Associate Professor; Department of Linguodidactics and Translation Studies; Ufa University of Science and Technology

22 Kommunisticheskaya str., Ufa, Republic of Bashkortostan, 450076, Russia

safinazarem@yandex.ru

Other publications by this author

DOI:

10.7256/2454-0749.2025.10.76298

EDN:

NGJXWK

Received:

10/13/2025

Published:

10/20/2025

Abstract: This article is devoted to the consideration of two variants of the translation of literary texts by Anton Chekhov into English. The purpose of the work is to investigate the original and translations of a literary text using the methods of quantitative linguistics in combination with traditional translation analysis of a literary text, and the descriptive method. The relevance of the work is due to the increasing interest of researchers in the possibilities of applied methods of computational linguistics in the study of the quantitative component of texts. Frequency lists in the original and translated texts are compiled, parts-of-speech analysis of text corpora is performed, as well as calculation of lexical diversity, and of lexical density. A comparative analysis of translations of twenty verbs of sensory perception and mental activity is carried out. The research is based on the originals of Chekhov's short stories and two versions of their translation into English, made by the British translator K. Garnett and the American translators R. Peaver and L. Volokhonskaya. The study was conducted on the basis of the NLTK libraries written in the Python programming language. The results obtained using statistical methods may differ depending on the size of the studied text corpora, as well as on the structural features of the Russian and English languages. It is concluded that the translations of R. Peaver and L. Volokhonskaya surpass the translations of K. Garnett in quantitative terms. An in-depth linguistic and translation analysis revealed that K. Garnett uses much more diverse translation techniques and strategies, which makes it possible to more accurately convey the shades of meaning of the original text into another language. The research results can be used to further develop corpus and statistical research of originals and translations of literary texts.

Keywords:

literary text, translation, statistical method, quantitative analysis, text corpus, A. Chekhov, lexical diversity, frequency lists, lexical density, lemma

This article is automatically translated.

Introduction

In modern linguistics, text data processing is a task of paramount importance due to the need for prompt and effective analysis of extensive information. It is impossible to conduct such research without the use of computer technologies and statistical analysis methods implemented within the framework of quantitative linguistics, a special branch of mathematical linguistics. Quantitative research methods are aimed at identifying patterns on the basis of which laws about certain linguistic phenomena are formed. The main task of quantitative linguistics, according to the founder of this field, the German researcher R. Koehler, is "the desire to establish a hierarchy of explanations that lead to the emergence of more and more general theories and cover an increasing number of phenomena" ^{[1, p. 8]}.
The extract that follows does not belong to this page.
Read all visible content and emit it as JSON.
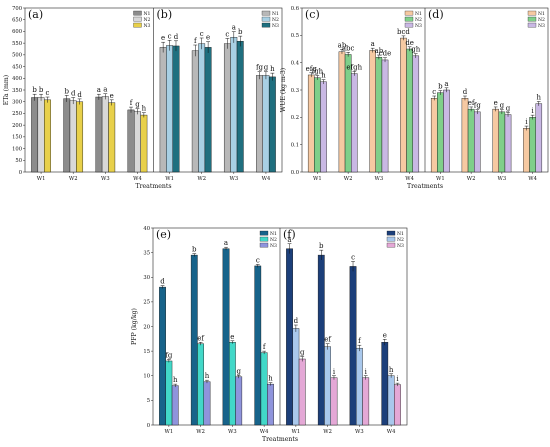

Empirical data obtained in the framework of quantitative linguistics are based on the results of statistical research conducted in the framework of corpus and computational linguistics. The use of statistical approaches significantly increases the productivity of linguistic research, providing a structured presentation of the collected information. In translation theory, "the use of statistical research methods contributes to a more accurate understanding of the structure of the original and, consequently, to the creation of a more correct version of the translation" ^{[2, p. 137]}. Unlike classical methods, quantitative or quantitative techniques can provide a higher degree of reliability and impartiality of the conclusions, which allows us to identify a number of advantages of these techniques over qualitative methods, namely: the objective nature of the research; accuracy and unambiguity of measurement results; the ability to process a large amount of data without significant time expenditure. These advantages significantly expand the scope of quantitative research methods, but they also have their drawbacks, which are why many linguists prefer qualitative research methods. Firstly, not all linguistic phenomena can be measured using quantitative methods, and secondly, the use of these methods is possible only within certain limits, beyond which their application becomes impossible, and the researcher will have to resort to other methods of text analysis ^{[1, p. 7]}. The complexity of data collection and subjectivity at the stage of interpretation of the data obtained These data also relate to the significant disadvantages of the methods of quantitative linguistics.

Corpus linguistics occupies a special place in the quantitative research of linguistic phenomena. Currently, this field of linguistics greatly facilitates the process of finding the necessary information. As a tool for linguistic research, the corpus should consist of a large array of natural texts presented in electronic form, as well as have certain software or a search engine ^[3]. Among the numerous tasks of the corpus, it is possible to single out the compilation of frequency lists of words, which are formed based on research objectives, based on relevant texts or their parts, and reflect the frequency of detected elements. The general rule is that the most frequently occurring elements play a major role in the text and are significant, while elements with a small number of mentions indicate their rare use in speech. In general, "frequency lists make it possible to identify the core and periphery of vocabulary" ^{[4, p. 741]}.

The main part

In this work, using the methods of quantitative linguistics, three text bodies were studied, consisting of the originals of thirty short stories by Anton Chekhov ^[5], as well as two versions of their translation into English, performed by the British translator K. Garnett ^[6] and American translators R. Beer and L. Volokhonskaya ^[7]. The study was conducted on the basis of one of the varieties of natural language processing software, the NLTK library package written in the Python programming language. Python is a general—purpose programming language, also known as a scripting language. Python uses a dynamic type system and automatic memory management, as well as an extensive library ^{[8, p. 1856]}. The use of the NLTK library makes it possible to pre-process data, "allowing machine algorithms to work with text data and perform text analysis" ^{[9, p. 177]}.

Before starting work, the studied texts were converted to txt format with UTF-8 encoding. Usually, the first step in working with text is to normalize it. This stage includes reducing the text to a single case, removing punctuation marks, and unnecessary whitespace characters. Normalization is necessary to ensure uniformity in text processing. The next stage, tokenization, is the process of splitting text into separate units that include basic elements such as words, numbers, or punctuation marks. As a result of splitting the text we are analyzing into tokens, we get the following (the first 10 tokens are given): ['They said', ',' 'what', 'on', ‘embankment', 'appeared', 'new', 'face', ':', 'lady']. After removing punctuation marks, we get the following set of tokens: ['They said', 'what', 'on', ‘embankment', 'appeared', ‘new', 'face', 'lady', 'with', ‘dog’].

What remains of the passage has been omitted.